Gaza-ville : la guerre urbaine la plus complexe depuis 1945, analyse et enjeux

Gaza-ville : la guerre urbaine la plus complexe depuis 1945, analyse et enjeux

Contexte et capacités potentielles des forces du Hamas à Gaza-ville

Selon Michael Milshtein, directeur du programme d’études palestiniennes à l’université de Tel-Aviv, la branche militaire du Hamas pourrait compter entre 10 000 et 15 000 combattants à Gaza-ville, avec une part importante nouvellement recrutée.

Gaza-ville, un théâtre de guerre urbaine extrêmement difficile

L’offensive lancée par l’armée israélienne sur Gaza-ville place les forces dans une opération particulièrement complexe, meurtrière et coûteuse, au regard des défis posés par une zone urbaine dense et bien défendue. Certains observateurs estiment que Gaza-ville est devenu le champ de bataille urbain le plus ardu depuis 1945, selon le général américain retraité David Petraeus.

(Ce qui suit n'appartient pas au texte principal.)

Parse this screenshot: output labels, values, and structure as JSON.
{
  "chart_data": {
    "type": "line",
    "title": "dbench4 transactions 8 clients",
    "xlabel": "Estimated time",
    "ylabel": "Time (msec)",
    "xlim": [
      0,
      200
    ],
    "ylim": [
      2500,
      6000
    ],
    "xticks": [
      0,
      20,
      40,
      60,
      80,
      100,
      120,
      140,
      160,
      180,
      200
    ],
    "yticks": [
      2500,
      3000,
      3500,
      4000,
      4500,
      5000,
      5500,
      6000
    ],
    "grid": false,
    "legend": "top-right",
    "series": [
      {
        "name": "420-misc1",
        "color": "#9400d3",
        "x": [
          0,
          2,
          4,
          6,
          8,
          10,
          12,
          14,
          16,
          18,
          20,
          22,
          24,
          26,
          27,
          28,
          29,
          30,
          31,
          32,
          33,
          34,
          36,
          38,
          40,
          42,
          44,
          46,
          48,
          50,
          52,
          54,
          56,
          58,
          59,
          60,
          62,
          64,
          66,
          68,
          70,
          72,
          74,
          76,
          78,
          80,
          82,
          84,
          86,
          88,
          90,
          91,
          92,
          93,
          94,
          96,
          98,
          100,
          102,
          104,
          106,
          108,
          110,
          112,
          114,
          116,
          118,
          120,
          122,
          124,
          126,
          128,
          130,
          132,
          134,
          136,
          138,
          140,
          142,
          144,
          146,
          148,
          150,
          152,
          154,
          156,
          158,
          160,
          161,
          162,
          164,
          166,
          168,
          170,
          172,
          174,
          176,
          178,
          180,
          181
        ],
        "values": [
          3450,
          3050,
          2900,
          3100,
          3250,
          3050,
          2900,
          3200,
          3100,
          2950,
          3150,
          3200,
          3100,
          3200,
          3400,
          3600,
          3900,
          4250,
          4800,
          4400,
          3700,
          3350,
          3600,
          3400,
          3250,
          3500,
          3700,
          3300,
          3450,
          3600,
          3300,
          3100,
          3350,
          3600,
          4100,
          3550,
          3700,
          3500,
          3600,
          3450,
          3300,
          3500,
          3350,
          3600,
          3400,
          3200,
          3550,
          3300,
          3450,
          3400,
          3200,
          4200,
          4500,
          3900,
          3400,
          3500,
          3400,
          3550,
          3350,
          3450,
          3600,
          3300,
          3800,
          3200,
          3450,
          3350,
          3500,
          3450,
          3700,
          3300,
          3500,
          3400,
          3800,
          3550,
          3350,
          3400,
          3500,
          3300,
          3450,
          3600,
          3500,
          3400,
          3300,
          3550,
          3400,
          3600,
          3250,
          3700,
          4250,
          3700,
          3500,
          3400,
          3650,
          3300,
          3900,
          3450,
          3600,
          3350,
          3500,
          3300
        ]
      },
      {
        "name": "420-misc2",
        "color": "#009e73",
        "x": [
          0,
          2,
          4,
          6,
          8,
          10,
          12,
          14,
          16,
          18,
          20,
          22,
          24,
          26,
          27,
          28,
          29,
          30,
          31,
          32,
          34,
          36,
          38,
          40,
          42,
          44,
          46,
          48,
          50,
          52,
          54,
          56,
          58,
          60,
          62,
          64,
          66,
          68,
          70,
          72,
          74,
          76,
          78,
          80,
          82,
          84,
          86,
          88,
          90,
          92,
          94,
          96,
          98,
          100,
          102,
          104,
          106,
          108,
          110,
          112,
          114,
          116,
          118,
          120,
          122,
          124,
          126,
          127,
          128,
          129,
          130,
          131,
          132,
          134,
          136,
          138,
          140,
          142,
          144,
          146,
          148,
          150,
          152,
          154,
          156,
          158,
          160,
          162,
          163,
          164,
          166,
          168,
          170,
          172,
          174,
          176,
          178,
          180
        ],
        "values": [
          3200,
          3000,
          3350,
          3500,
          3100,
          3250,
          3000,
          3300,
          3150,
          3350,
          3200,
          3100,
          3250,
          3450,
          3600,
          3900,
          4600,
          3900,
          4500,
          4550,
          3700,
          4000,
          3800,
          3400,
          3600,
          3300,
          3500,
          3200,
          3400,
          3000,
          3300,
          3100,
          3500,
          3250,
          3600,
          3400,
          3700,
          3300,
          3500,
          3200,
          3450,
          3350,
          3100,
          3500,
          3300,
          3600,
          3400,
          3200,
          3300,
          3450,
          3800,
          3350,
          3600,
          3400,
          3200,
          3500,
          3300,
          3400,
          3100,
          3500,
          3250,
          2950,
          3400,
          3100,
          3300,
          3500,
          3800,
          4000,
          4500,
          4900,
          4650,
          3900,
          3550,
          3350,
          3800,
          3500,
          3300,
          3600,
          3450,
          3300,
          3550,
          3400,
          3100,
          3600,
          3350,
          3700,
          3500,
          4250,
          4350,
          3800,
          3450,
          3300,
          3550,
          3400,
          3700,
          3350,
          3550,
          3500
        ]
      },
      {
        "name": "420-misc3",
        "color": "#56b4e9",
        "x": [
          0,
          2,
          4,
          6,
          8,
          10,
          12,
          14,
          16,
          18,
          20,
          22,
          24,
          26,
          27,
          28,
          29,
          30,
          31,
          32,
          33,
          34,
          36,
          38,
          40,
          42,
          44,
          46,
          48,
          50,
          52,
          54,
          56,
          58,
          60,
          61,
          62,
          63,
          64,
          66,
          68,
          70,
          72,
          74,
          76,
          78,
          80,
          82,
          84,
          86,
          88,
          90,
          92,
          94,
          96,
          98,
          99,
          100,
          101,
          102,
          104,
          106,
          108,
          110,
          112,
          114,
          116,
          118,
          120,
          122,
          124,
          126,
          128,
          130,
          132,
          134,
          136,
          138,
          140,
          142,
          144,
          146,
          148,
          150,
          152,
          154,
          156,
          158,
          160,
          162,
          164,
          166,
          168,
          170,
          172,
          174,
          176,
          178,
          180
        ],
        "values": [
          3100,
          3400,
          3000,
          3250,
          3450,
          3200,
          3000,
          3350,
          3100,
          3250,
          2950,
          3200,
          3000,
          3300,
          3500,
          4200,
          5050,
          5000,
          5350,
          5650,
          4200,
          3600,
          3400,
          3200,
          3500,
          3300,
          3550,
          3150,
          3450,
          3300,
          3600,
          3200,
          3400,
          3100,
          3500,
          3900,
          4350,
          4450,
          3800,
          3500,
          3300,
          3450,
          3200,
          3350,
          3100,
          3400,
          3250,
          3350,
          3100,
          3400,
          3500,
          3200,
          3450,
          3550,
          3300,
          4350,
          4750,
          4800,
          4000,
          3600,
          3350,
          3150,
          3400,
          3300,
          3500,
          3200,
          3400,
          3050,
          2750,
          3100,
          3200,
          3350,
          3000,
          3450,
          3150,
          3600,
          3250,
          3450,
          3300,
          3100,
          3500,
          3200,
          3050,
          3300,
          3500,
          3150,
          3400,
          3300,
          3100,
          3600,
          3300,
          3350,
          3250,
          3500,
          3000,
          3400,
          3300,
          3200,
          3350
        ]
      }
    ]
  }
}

Les analystes soulignent les défis d’affronter « un ennemi sans uniforme » au milieu des civils, ainsi que les enjeux liés à des kilomètres d’infrastructures souterraines — tunnels, postes de commandement et dépôts — et à des immeubles de grande hauteur qui compliquent renseignement, surveillance et frappes.

Conditions du terrain et risques humains

La bande de Gaza est fortement urbanisée et densément peuplée; avant l’offensive, Gaza-ville comptait près d’un million d’habitants. Le paysage urbain intègre des camps de tentes et d’autres abris précaires, souvent installés dans des zones dégagées par les débris des bâtiments démolis par les frappes aériennes.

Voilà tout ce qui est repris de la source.